The story is known. Based on the text of David Neighbor (not a novel), the story of the Osage Indian people is told, who, at the time, were designated as God’s chosen ones. From the god of capitalism. His lands in Oklahoma were pure oil. And that, in the golden age of growing urbanism after the Great War, was objectively the best proof of his divinity. Immediately afterwards, and with the close example of the Tulsa massacre where the whites decided to put an end to the flourishing black economy, what happened happened. Nothing good. The film tells of the investigation carried out by the nascent FBI to clarify the thirty murders of Native Americans that went unpunished for too long.
‘The assassins of the moon‘does not want to be solely an exercise in memory or resistance to an incomprehensible oblivion. Although it is. In reality, his scope of exploration and his very desire is not so much political (that too) but much deeper. Scorsese addresses the need to tell the story in enormous format as an ethical imperative, which is also an aesthetic one. Organized in two parts, the first looks more like a forensic study than a tragedy. The deaths are described, the corpses are counted, the vulgar everyday life of the brutal is shredded… And all this is done with a coldness very close to the state of shock. Very slowly. The film imposes on itself a serious, serious, heavy, hard, unforgettable rhythm.
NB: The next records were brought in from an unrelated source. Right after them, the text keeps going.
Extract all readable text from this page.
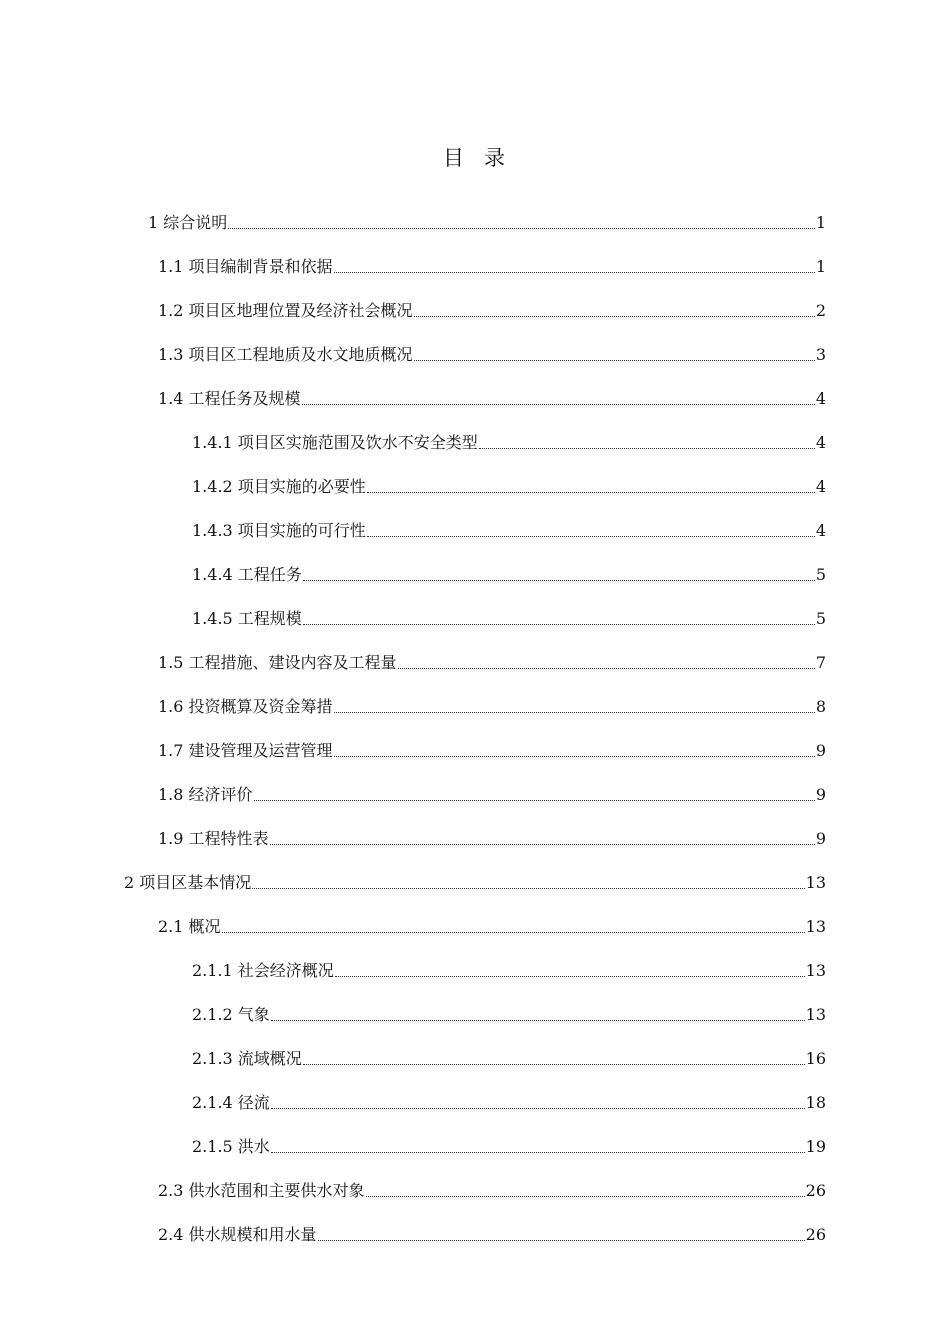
目 录
1 综合说明	1
1.1 项目编制背景和依据	1
1.2 项目区地理位置及经济社会概况	2
1.3 项目区工程地质及水文地质概况	3
1.4 工程任务及规模	4
1.4.1 项目区实施范围及饮水不安全类型	4
1.4.2 项目实施的必要性	4
1.4.3 项目实施的可行性	4
1.4.4 工程任务	5
1.4.5 工程规模	5
1.5 工程措施、建设内容及工程量	7
1.6 投资概算及资金筹措	8
1.7 建设管理及运营管理	9
1.8 经济评价	9
1.9 工程特性表	9
2 项目区基本情况	13
2.1 概况	13
2.1.1 社会经济概况	13
2.1.2 气象	13
2.1.3 流域概况	16
2.1.4 径流	18
2.1.5 洪水	19
2.3 供水范围和主要供水对象	26
2.4 供水规模和用水量	26
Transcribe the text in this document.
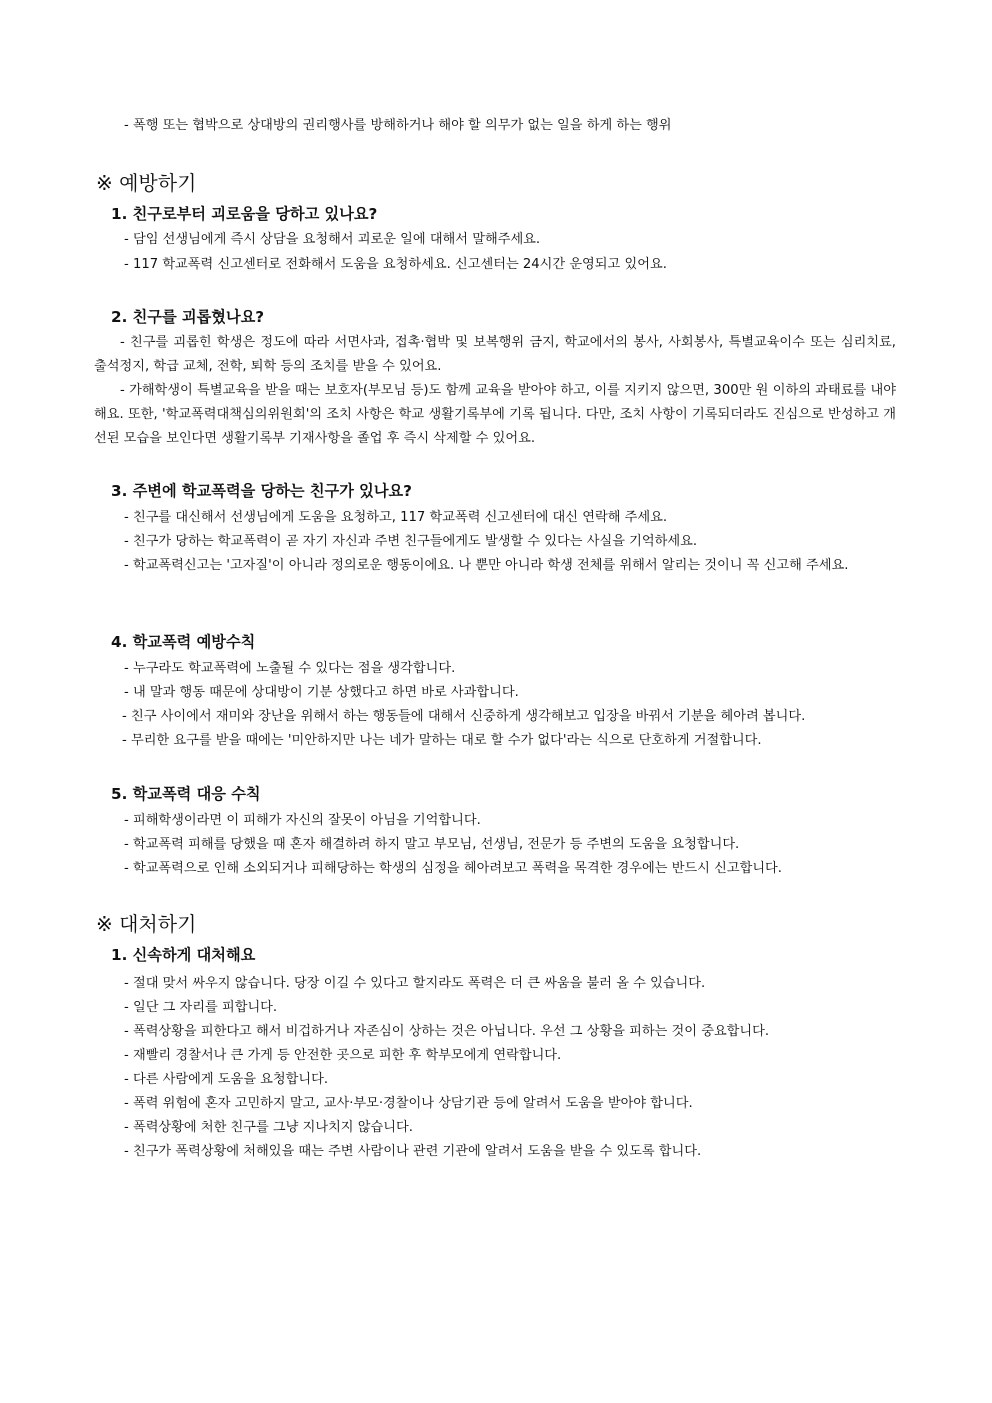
- 폭행 또는 협박으로 상대방의 권리행사를 방해하거나 해야 할 의무가 없는 일을 하게 하는 행위
※ 예방하기
1. 친구로부터 괴로움을 당하고 있나요?
- 담임 선생님에게 즉시 상담을 요청해서 괴로운 일에 대해서 말해주세요.
- 117 학교폭력 신고센터로 전화해서 도움을 요청하세요. 신고센터는 24시간 운영되고 있어요.
2. 친구를 괴롭혔나요?
- 친구를 괴롭힌 학생은 정도에 따라 서면사과, 접촉·협박 및 보복행위 금지, 학교에서의 봉사, 사회봉사, 특별교육이수 또는 심리치료, 출석정지, 학급 교체, 전학, 퇴학 등의 조치를 받을 수 있어요.
- 가해학생이 특별교육을 받을 때는 보호자(부모님 등)도 함께 교육을 받아야 하고, 이를 지키지 않으면, 300만 원 이하의 과태료를 내야해요. 또한, '학교폭력대책심의위원회'의 조치 사항은 학교 생활기록부에 기록 됩니다. 다만, 조치 사항이 기록되더라도 진심으로 반성하고 개선된 모습을 보인다면 생활기록부 기재사항을 졸업 후 즉시 삭제할 수 있어요.
3. 주변에 학교폭력을 당하는 친구가 있나요?
- 친구를 대신해서 선생님에게 도움을 요청하고, 117 학교폭력 신고센터에 대신 연락해 주세요.
- 친구가 당하는 학교폭력이 곧 자기 자신과 주변 친구들에게도 발생할 수 있다는 사실을 기억하세요.
- 학교폭력신고는 '고자질'이 아니라 정의로운 행동이에요. 나 뿐만 아니라 학생 전체를 위해서 알리는 것이니 꼭 신고해 주세요.
4. 학교폭력 예방수칙
- 누구라도 학교폭력에 노출될 수 있다는 점을 생각합니다.
- 내 말과 행동 때문에 상대방이 기분 상했다고 하면 바로 사과합니다.
- 친구 사이에서 재미와 장난을 위해서 하는 행동들에 대해서 신중하게 생각해보고 입장을 바꿔서 기분을 헤아려 봅니다.
- 무리한 요구를 받을 때에는 '미안하지만 나는 네가 말하는 대로 할 수가 없다'라는 식으로 단호하게 거절합니다.
5. 학교폭력 대응 수칙
- 피해학생이라면 이 피해가 자신의 잘못이 아님을 기억합니다.
- 학교폭력 피해를 당했을 때 혼자 해결하려 하지 말고 부모님, 선생님, 전문가 등 주변의 도움을 요청합니다.
- 학교폭력으로 인해 소외되거나 피해당하는 학생의 심정을 헤아려보고 폭력을 목격한 경우에는 반드시 신고합니다.
※ 대처하기
1. 신속하게 대처해요
- 절대 맞서 싸우지 않습니다. 당장 이길 수 있다고 할지라도 폭력은 더 큰 싸움을 불러 올 수 있습니다.
- 일단 그 자리를 피합니다.
- 폭력상황을 피한다고 해서 비겁하거나 자존심이 상하는 것은 아닙니다. 우선 그 상황을 피하는 것이 중요합니다.
- 재빨리 경찰서나 큰 가게 등 안전한 곳으로 피한 후 학부모에게 연락합니다.
- 다른 사람에게 도움을 요청합니다.
- 폭력 위험에 혼자 고민하지 말고, 교사·부모·경찰이나 상담기관 등에 알려서 도움을 받아야 합니다.
- 폭력상황에 처한 친구를 그냥 지나치지 않습니다.
- 친구가 폭력상황에 처해있을 때는 주변 사람이나 관련 기관에 알려서 도움을 받을 수 있도록 합니다.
So that no one gets lost, so that no one forgets.
In the second part, the classic machinery of investigation, trial and conviction comes into operation. But always respecting the slow movement of the inconceivable, the unspeakable, the ineffable. The final coda is one of those that one takes home and carefully places in the best place in film memories. The director, suddenly, dispenses with the image so that it is the voice (only the voice) that narrates, the music that signals and the sounds that shape the memory the elements that place the cinema on the other side.